Perhaps it’s nothing a little Valium couldn’t cure.

As drugstore giant CVS Corp. looks to reenter the Southern California market, harried shoppers have delivered an unmistakable message: Have our prescriptions ready on time -- and don’t make us wait in long lines to get them.

For the record:

12:00 a.m. June 2, 2004 For The Record
Los Angeles Times Wednesday June 02, 2004 Home Edition Main News Part A Page 2 National Desk 2 inches; 79 words Type of Material: Correction
Drugstore expansion -- A photo caption with an article in Tuesday’s Business section about the reentry of drugstore operator CVS Corp. into Southern California identified the building in the photo as a CVS store in Alhambra. There is no CVS store in Alhambra, although one is under construction. The photo showed the interior of a Walgreen Co. distribution center in Moreno Valley. The caption also said the photo was taken by Carlos Chavez. It was taken by Irfan Khan.

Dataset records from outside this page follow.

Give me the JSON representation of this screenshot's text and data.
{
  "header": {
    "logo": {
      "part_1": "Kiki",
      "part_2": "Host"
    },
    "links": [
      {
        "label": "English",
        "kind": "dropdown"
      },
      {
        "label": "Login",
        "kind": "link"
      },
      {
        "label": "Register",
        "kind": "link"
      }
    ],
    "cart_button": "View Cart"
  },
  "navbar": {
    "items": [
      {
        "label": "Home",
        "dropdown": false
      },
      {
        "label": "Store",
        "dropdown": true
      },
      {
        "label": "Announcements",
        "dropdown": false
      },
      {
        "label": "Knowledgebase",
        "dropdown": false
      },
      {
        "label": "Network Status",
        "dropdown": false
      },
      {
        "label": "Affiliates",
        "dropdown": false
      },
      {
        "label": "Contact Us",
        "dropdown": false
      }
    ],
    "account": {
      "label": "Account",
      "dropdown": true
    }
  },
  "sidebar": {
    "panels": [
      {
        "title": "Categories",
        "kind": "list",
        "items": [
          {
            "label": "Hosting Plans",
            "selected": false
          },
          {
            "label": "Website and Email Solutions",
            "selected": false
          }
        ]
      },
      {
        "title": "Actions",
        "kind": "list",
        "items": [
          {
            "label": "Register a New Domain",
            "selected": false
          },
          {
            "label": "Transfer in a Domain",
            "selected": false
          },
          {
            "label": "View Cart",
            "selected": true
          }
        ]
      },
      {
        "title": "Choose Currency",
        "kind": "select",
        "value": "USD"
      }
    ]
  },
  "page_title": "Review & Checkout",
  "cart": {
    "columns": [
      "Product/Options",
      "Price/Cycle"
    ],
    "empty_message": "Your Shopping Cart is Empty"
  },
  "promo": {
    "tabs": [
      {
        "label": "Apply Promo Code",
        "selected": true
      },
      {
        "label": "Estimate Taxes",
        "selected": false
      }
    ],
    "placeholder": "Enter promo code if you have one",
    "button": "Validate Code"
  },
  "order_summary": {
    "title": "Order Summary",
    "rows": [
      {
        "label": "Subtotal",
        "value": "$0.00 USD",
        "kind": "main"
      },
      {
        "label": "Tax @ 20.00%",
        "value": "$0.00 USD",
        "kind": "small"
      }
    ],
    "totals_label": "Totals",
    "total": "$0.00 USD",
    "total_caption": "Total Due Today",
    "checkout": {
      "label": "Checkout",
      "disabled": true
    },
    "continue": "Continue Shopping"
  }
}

In one focus group after another, “what we heard a lot is how time-starved” Southern California shoppers are, said Helena Foulkes, senior vice president of merchandise and marketing for CVS, which exited the Golden State 12 years ago and this month plans to open the first of 25 stores in the region.

“There’s not really another market where we heard that in such a loud and clear way,” Foulkes added.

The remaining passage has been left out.